Equally disturbing is the toll on marriages. According to conservative estimates, at least 50 per cent of the divorces occurring in Bangalore are from the IT and BPO sector. The rate of divorces is increasing in the city. About 2,493 matrimonial dispute cases were received by family courts in 2005 and 2,995 in 2006. The number received till July 23, this year, was 1,666. Surprisingly, as many as 30 to 40 per cent of these cases are not contested and settled with mutual consent.

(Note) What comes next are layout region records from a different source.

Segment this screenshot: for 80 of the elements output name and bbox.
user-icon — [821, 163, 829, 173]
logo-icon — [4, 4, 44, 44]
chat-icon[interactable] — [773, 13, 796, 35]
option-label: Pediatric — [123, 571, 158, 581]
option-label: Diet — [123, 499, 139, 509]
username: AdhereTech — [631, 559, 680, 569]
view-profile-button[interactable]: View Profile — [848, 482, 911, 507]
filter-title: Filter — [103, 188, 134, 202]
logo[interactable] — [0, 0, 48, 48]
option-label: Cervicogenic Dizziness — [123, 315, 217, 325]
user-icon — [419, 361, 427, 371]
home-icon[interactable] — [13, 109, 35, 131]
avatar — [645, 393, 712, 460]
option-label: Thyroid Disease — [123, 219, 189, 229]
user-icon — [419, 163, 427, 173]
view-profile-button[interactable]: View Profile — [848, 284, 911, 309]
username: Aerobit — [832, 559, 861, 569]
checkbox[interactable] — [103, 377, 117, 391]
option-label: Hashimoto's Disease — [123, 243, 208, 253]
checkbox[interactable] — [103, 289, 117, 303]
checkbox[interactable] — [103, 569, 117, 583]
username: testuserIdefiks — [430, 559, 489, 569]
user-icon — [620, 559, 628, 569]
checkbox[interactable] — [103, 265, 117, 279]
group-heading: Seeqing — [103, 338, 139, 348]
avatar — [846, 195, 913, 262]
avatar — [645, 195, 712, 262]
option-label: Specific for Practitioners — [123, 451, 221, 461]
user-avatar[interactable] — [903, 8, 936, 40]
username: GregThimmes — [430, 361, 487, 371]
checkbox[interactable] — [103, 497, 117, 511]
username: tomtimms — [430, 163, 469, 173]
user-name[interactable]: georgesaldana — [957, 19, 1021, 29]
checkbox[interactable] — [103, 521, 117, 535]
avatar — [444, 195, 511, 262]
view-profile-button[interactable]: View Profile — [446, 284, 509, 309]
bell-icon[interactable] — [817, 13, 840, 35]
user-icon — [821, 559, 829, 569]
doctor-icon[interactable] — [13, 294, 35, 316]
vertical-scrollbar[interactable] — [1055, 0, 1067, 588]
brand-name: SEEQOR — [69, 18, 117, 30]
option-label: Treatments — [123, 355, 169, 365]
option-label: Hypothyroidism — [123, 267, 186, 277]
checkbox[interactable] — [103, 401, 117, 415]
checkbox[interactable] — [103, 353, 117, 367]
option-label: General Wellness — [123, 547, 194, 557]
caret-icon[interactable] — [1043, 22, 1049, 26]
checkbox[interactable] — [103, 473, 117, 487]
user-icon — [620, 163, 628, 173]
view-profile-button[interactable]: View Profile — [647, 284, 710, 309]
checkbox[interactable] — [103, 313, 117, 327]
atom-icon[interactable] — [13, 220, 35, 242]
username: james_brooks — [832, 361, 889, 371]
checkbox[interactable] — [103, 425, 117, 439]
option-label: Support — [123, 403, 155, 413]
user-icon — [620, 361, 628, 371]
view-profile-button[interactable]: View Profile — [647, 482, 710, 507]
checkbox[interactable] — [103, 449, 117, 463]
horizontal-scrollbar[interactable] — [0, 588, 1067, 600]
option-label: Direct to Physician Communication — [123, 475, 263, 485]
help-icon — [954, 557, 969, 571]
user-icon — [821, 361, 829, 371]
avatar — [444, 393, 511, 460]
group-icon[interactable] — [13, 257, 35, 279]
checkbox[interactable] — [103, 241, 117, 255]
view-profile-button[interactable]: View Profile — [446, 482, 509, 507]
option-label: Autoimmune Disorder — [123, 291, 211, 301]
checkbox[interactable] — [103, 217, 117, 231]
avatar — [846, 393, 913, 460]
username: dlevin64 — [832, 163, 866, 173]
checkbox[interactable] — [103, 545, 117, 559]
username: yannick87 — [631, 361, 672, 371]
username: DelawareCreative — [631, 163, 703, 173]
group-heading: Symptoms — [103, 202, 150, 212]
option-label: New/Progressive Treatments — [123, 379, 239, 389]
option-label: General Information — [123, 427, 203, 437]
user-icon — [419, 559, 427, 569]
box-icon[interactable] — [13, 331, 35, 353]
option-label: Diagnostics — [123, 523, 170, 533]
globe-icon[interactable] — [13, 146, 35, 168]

Dr Ghosh, while speaking from her experience, says live-in relationships are on the rise as many professionals do not want to take on the responsibility of marriage. “Even in marriages there is a lot of trouble as they do not spend enough time with each other. Some couples do not meet each other for a week at a stretch”. M C Pankaja, a counsellor at Prasanna Counselling Centre, says most of the women from the IT sector seeking divorce have not been married for more than six months. She says in many cases women are also not ready to let go their financial independence at any cost. “I have yet to see a girl who wants to stay in her in-laws house”, she says adding “IT companies bind people to offices making their personal lives a wreck”. 

Best HR practices

The BPO employees are often caught in a maze
The BPO employees are often caught in a maze

A woman techie says almost all companies while hiring a new recruit talk about new projects and how “initially” candidates will have to “stretch” hours. “They go on glibly saying we understand “some” women have families and even say we should discuss the issue with our families. Anyone who wants the job has no way out but to agree and if you baulk at spending long hours later, the HR executive sweetly tells you “this issue was ironed out at the interview stage itself”, indicating you are reneging on a solemn promise.

Union of IT Enabled Services (UNITES) head Karthik Shekhar says it is difficult trying to get IT companies to adopt best HR practices even though all IT companies claim they have the best in industry standards. The union is presently representing women who had had been put on the bench after working for a company for five years in a bid to make them quit on their own (allegedly to avoid paying hefty annual increments) in the court of the Labour Commissioner in Bangalore. He says while this is a clear case, the work practices of BPO companies were hard to challenge. He claimed that ‘get-togethers’, pubbing and disco nights sponsored by BPO companies in a bid to create “bonding” among the employees were responsible for starting a vicious cycle. “Once they get into this culture, they want to go out every Friday night, spend money, and get broke and then report back to work on Monday. This cycle ironically keeps the IT industry ticking”, he adds.